Trending in Texas: DIY Abortions
A fascinating article from The Atlantic this month puts readers firmly on the ground in Texas, in middle of what the author calls “ground zero for state’s bitter abortion battle”—the Rio Grande Valley. The implications of Texas’s controversial new abortion regulations, HB2, have begun to play out by forcing clinic closures across the state. The women of the isolated, largely poor Rio Grande Valley currently find themselves with no clinics offering abortion services within 150 miles.
Knowing that denying abortion care does not keep women from seeking abortions, writer Erica Hellerstein explores the growing black market culture of DIY abortion drugs that is taking hold in the region. In particular, women are seeking a pill well-known throughout Latin America and Mexico called miso, short for misoprostol. If taken correctly, the drug is 80-85% successful in safely inducing an abortion during the first trimester.

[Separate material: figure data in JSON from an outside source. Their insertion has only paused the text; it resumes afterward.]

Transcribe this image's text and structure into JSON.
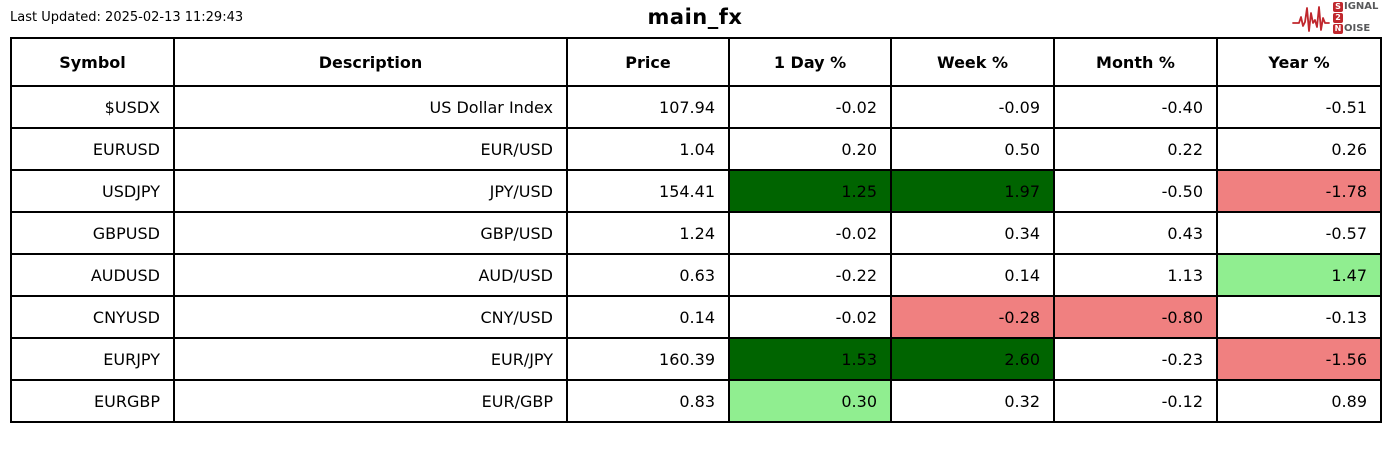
{
  "header": {
    "last_updated": "Last Updated: 2025-02-13 11:29:43",
    "title": "main_fx"
  },
  "logo": {
    "line1_initial": "S",
    "line1_rest": "IGNAL",
    "line2": "2",
    "line3_initial": "N",
    "line3_rest": "OISE",
    "accent_color": "#C0272D",
    "text_color": "#58595B"
  },
  "colors": {
    "strong_gain_bg": "#006400",
    "gain_bg": "#90EE90",
    "loss_bg": "#F08080",
    "border": "#000000",
    "text": "#000000"
  },
  "chart_data": {
    "type": "table",
    "title": "main_fx",
    "columns": [
      "Symbol",
      "Description",
      "Price",
      "1 Day %",
      "Week %",
      "Month %",
      "Year %"
    ],
    "rows": [
      [
        "$USDX",
        "US Dollar Index",
        "107.94",
        "-0.02",
        "-0.09",
        "-0.40",
        "-0.51"
      ],
      [
        "EURUSD",
        "EUR/USD",
        "1.04",
        "0.20",
        "0.50",
        "0.22",
        "0.26"
      ],
      [
        "USDJPY",
        "JPY/USD",
        "154.41",
        "1.25",
        "1.97",
        "-0.50",
        "-1.78"
      ],
      [
        "GBPUSD",
        "GBP/USD",
        "1.24",
        "-0.02",
        "0.34",
        "0.43",
        "-0.57"
      ],
      [
        "AUDUSD",
        "AUD/USD",
        "0.63",
        "-0.22",
        "0.14",
        "1.13",
        "1.47"
      ],
      [
        "CNYUSD",
        "CNY/USD",
        "0.14",
        "-0.02",
        "-0.28",
        "-0.80",
        "-0.13"
      ],
      [
        "EURJPY",
        "EUR/JPY",
        "160.39",
        "1.53",
        "2.60",
        "-0.23",
        "-1.56"
      ],
      [
        "EURGBP",
        "EUR/GBP",
        "0.83",
        "0.30",
        "0.32",
        "-0.12",
        "0.89"
      ]
    ],
    "cell_highlights": [
      [
        "",
        "",
        "",
        "",
        "",
        "",
        ""
      ],
      [
        "",
        "",
        "",
        "",
        "",
        "",
        ""
      ],
      [
        "",
        "",
        "",
        "strong_gain",
        "strong_gain",
        "",
        "loss"
      ],
      [
        "",
        "",
        "",
        "",
        "",
        "",
        ""
      ],
      [
        "",
        "",
        "",
        "",
        "",
        "",
        "gain"
      ],
      [
        "",
        "",
        "",
        "",
        "loss",
        "loss",
        ""
      ],
      [
        "",
        "",
        "",
        "strong_gain",
        "strong_gain",
        "",
        "loss"
      ],
      [
        "",
        "",
        "",
        "gain",
        "",
        "",
        ""
      ]
    ]
  }
}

One problem Hellerstein identifies, however, is that because the drug is sold largely on the black market in the area, many women are unaware of the correct dosages, which can lead to botched abortions and hospitalizations. Hellerstein prowls local flea markets and even crosses by foot into Mexico in search of information about how the pill is sold, bought, and consumed. She discovers that due to police crackdowns, it’s become harder to find the drug in Texas than she thought. But she has no trouble tracking down miso just across the border, and she discovers many internet vendors who claim to offer it, although such vendors are known to sell counterfeit versions.

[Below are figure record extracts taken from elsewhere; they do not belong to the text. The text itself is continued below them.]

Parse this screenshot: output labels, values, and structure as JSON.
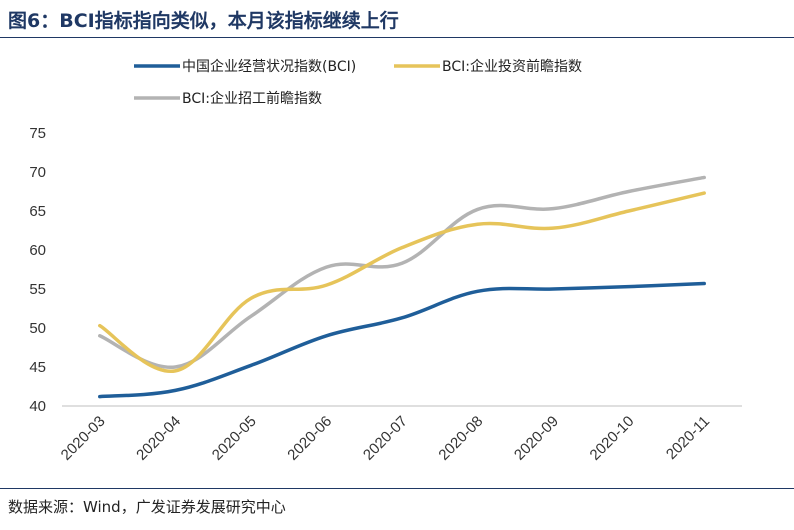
{
  "header": {
    "title": "图6：BCI指标指向类似，本月该指标继续上行"
  },
  "footer": {
    "source": "数据来源：Wind，广发证券发展研究中心"
  },
  "chart_data": {
    "type": "line",
    "title": "BCI指标指向类似，本月该指标继续上行",
    "xlabel": "",
    "ylabel": "",
    "categories": [
      "2020-03",
      "2020-04",
      "2020-05",
      "2020-06",
      "2020-07",
      "2020-08",
      "2020-09",
      "2020-10",
      "2020-11"
    ],
    "ylim": [
      40,
      75
    ],
    "yticks": [
      40,
      45,
      50,
      55,
      60,
      65,
      70,
      75
    ],
    "grid": false,
    "legend_position": "top",
    "series": [
      {
        "name": "中国企业经营状况指数(BCI)",
        "color": "#1f5e99",
        "values": [
          41.2,
          42.0,
          45.2,
          49.0,
          51.3,
          54.7,
          55.0,
          55.3,
          55.7
        ]
      },
      {
        "name": "BCI:企业投资前瞻指数",
        "color": "#e6c45a",
        "values": [
          50.3,
          44.5,
          53.8,
          55.5,
          60.3,
          63.3,
          62.8,
          65.0,
          67.3
        ]
      },
      {
        "name": "BCI:企业招工前瞻指数",
        "color": "#b3b3b3",
        "values": [
          49.0,
          45.0,
          51.5,
          57.8,
          58.3,
          65.2,
          65.3,
          67.5,
          69.3
        ]
      }
    ]
  }
}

Miso, long prescribed as an ulcer medication, is thought to have first been used as an abortion inducer in Brazil—where abortion is illegal except in certain circumstances and considered a mortal sin—in the late 1980s. Its off-label use quickly spread throughout the dominantly Catholic countries of Latin America, where communicating instructions for safely administering the clandestine drug became a problem as well. Secret hotlines developed in many countries to spread accurate information to women in need.

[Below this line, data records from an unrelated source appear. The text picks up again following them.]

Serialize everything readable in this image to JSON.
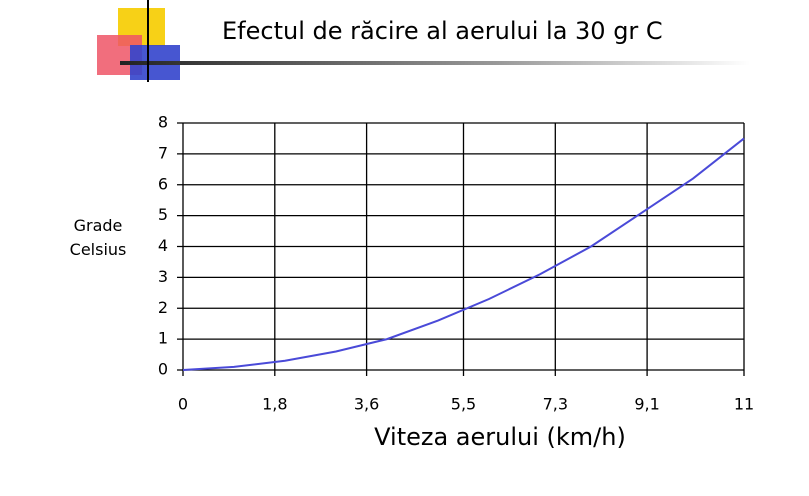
{
  "chart_data": {
    "type": "line",
    "title": "Efectul de răcire al aerului la 30 gr C",
    "xlabel": "Viteza aerului (km/h)",
    "ylabel": "Grade Celsius",
    "x": [
      0,
      1,
      2,
      3,
      4,
      5,
      6,
      7,
      8,
      9,
      10,
      11
    ],
    "values": [
      0,
      0.1,
      0.3,
      0.6,
      1.0,
      1.6,
      2.3,
      3.1,
      4.0,
      5.1,
      6.2,
      7.5
    ],
    "color": "#4a4ad8",
    "xlim": [
      0,
      11
    ],
    "ylim": [
      0,
      8
    ],
    "xticks": [
      0,
      {
        "value": 1.8,
        "label": "1,8"
      },
      {
        "value": 3.6,
        "label": "3,6"
      },
      {
        "value": 5.5,
        "label": "5,5"
      },
      {
        "value": 7.3,
        "label": "7,3"
      },
      {
        "value": 9.1,
        "label": "9,1"
      },
      11
    ],
    "yticks": [
      0,
      1,
      2,
      3,
      4,
      5,
      6,
      7,
      8
    ],
    "grid": true
  }
}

Hellerstein sees similarities in today’s Texas to the situation in Latin America 20 years ago:
Things are starting to look a lot like the early years of miso in places like Brazil and Chile: The simple guidelines about miso haven’t yet made it to women in the state. But eventually, in those countries, the Internet and the democratization of information prevailed. Unless, and until, abortion restrictions change again, Latin America’s DIY-abortion culture might be the future of women in South Texas.
As Texas moves increasingly backwards, the Atlantic piece serves as a reminder that if a woman needs an abortion, she will find a way to get one. And as Hellerstein traces just a few steps of that path, the perils of the journey become chillingly clear.